Quarry call to list these types of files:
https://quarry.wmflabs.org/query/15764

TheDJ added a comment.May 20 2017, 5:20 PM

We should probably run a bot to purge out the remaining metadata: https://quarry.wmflabs.org/query/15764

brion added a comment.May 20 2017, 9:00 PM

Note that requeueTranscodes used for the formats cleanup won't redo the media type in the image table; it just does transcodes. I'll check if there's anything suitable in core to rerun them or if I need to add a maint script.

brion added a comment.May 20 2017, 9:05 PM

This should work:

maintenance/refreshImageMetadata.php --wiki=xyz --force --mime=application/ogg --verbose

I'll do a test run.

brion added a comment.May 20 2017, 9:16 PM

Seems to work (quarry shows the old data tho). Went ahead and ran on terbium:

mwscript maintenance/refreshImageMetadata.php --wiki=commonswiki --force --mediatype=MULTIMEDIA --verbose |2>&1 tee refresh-image-metadata.log

Finished refreshing file metadata for 327 files. 0 needed to be refreshed, 327 did not need to be but were refreshed anyways, and 3 refreshes were suspicious.

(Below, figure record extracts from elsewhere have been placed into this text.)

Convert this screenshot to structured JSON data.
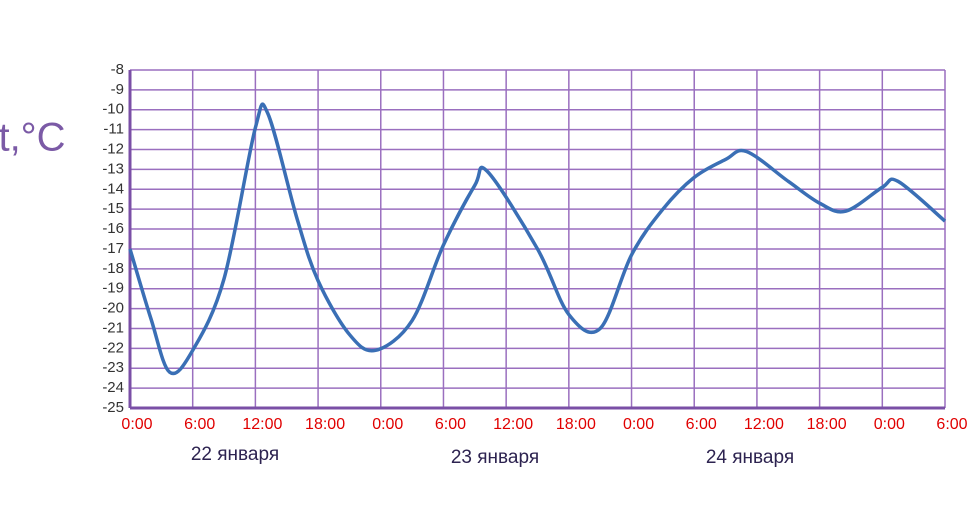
{
  "chart_data": {
    "type": "line",
    "y_label": "t,°C",
    "annotations": [
      "22 января",
      "23 января",
      "24 января"
    ],
    "x": [
      0,
      2,
      3.8,
      6,
      9,
      12,
      13.2,
      16,
      18,
      21,
      23.5,
      27,
      30,
      33,
      34.2,
      39,
      42,
      45,
      48,
      51,
      54,
      57,
      59,
      63,
      66,
      68.5,
      72,
      73.5,
      78
    ],
    "series": [
      {
        "name": "t",
        "color": "#3a6fb5",
        "values": [
          -17,
          -20.5,
          -23.2,
          -22.1,
          -18.5,
          -10.9,
          -10.2,
          -15.5,
          -18.6,
          -21.3,
          -22.1,
          -20.6,
          -16.8,
          -13.8,
          -13.1,
          -17,
          -20.3,
          -21,
          -17.3,
          -15,
          -13.4,
          -12.5,
          -12.1,
          -13.6,
          -14.7,
          -15.1,
          -13.9,
          -13.6,
          -15.6
        ]
      }
    ],
    "xlim": [
      0,
      78
    ],
    "xticks": [
      {
        "value": 0,
        "label": "0:00"
      },
      {
        "value": 6,
        "label": "6:00"
      },
      {
        "value": 12,
        "label": "12:00"
      },
      {
        "value": 18,
        "label": "18:00"
      },
      {
        "value": 24,
        "label": "0:00"
      },
      {
        "value": 30,
        "label": "6:00"
      },
      {
        "value": 36,
        "label": "12:00"
      },
      {
        "value": 42,
        "label": "18:00"
      },
      {
        "value": 48,
        "label": "0:00"
      },
      {
        "value": 54,
        "label": "6:00"
      },
      {
        "value": 60,
        "label": "12:00"
      },
      {
        "value": 66,
        "label": "18:00"
      },
      {
        "value": 72,
        "label": "0:00"
      },
      {
        "value": 78,
        "label": "6:00"
      }
    ],
    "ylim": [
      -25,
      -8
    ],
    "yticks": [
      -8,
      -9,
      -10,
      -11,
      -12,
      -13,
      -14,
      -15,
      -16,
      -17,
      -18,
      -19,
      -20,
      -21,
      -22,
      -23,
      -24,
      -25
    ],
    "grid": true
  }
}
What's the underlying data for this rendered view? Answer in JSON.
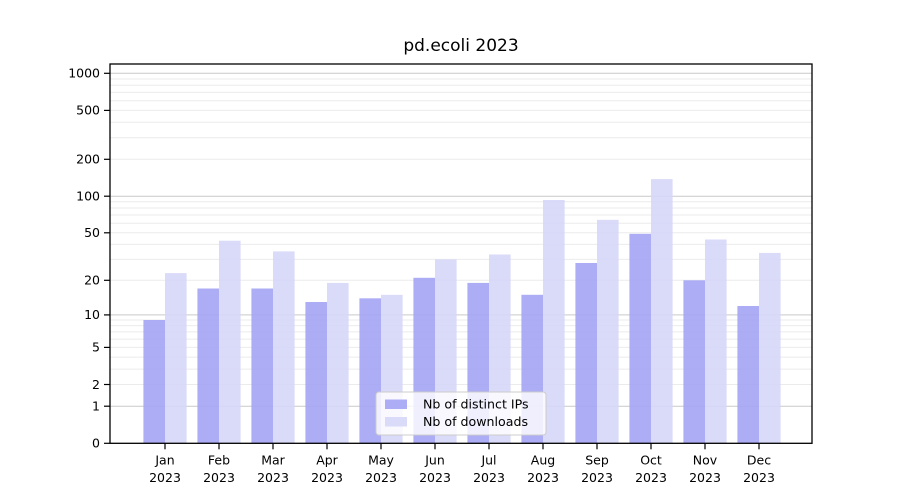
{
  "chart_data": {
    "type": "bar",
    "title": "pd.ecoli 2023",
    "categories": [
      "Jan 2023",
      "Feb 2023",
      "Mar 2023",
      "Apr 2023",
      "May 2023",
      "Jun 2023",
      "Jul 2023",
      "Aug 2023",
      "Sep 2023",
      "Oct 2023",
      "Nov 2023",
      "Dec 2023"
    ],
    "series": [
      {
        "name": "Nb of distinct IPs",
        "color": "#a4a4f4",
        "values": [
          9,
          17,
          17,
          13,
          14,
          21,
          19,
          15,
          28,
          49,
          20,
          12
        ]
      },
      {
        "name": "Nb of downloads",
        "color": "#d6d6f8",
        "values": [
          23,
          43,
          35,
          19,
          15,
          30,
          33,
          93,
          64,
          138,
          44,
          34
        ]
      }
    ],
    "xlabel": "",
    "ylabel": "",
    "yscale": "log1p",
    "yticks": [
      0,
      1,
      2,
      5,
      10,
      20,
      50,
      100,
      200,
      500,
      1000
    ],
    "ylim": [
      0,
      1190
    ],
    "grid": true,
    "legend_position": "lower center",
    "colors": {
      "major_gridline": "#c9c9c9",
      "minor_gridline": "#ebebeb",
      "axis": "#000000",
      "legend_border": "#cccccc",
      "legend_background": "rgba(255,255,255,0.8)"
    }
  }
}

Does this need to be run on all wikis?

brion added a comment.May 20 2017, 9:37 PM

(Now running on all wikis :D)

So... this is done, but the search links in the task summary still return the old data, probably due to CirrusSearch index being out of date? Do the pages need to be refreshed somehow in the search index or will this 'just happen' after some time?

TheDJ awarded a token.May 21 2017, 8:59 AM

So... this is done, but the search links in the task summary still return the old data, probably due to CirrusSearch index being out of date? Do the pages need to be refreshed somehow in the search index or will this 'just happen' after some time?

It'll happen over time as pages get re-parsed. I purged the cache of the two files in the example queries in the description; after a few minutes, the first query correctly returned two results and the second correctly returned none. :-)

A reindex would speed this process up, but reindexing takes effort and is somewhat error prone. In this case, it does not seem urgent enough to warrant the risks and time that come with a reindex.

Thanks for fixing this, @brion!

Deskana closed this task as Resolved.May 21 2017, 10:30 AM
Deskana assigned this task to brion.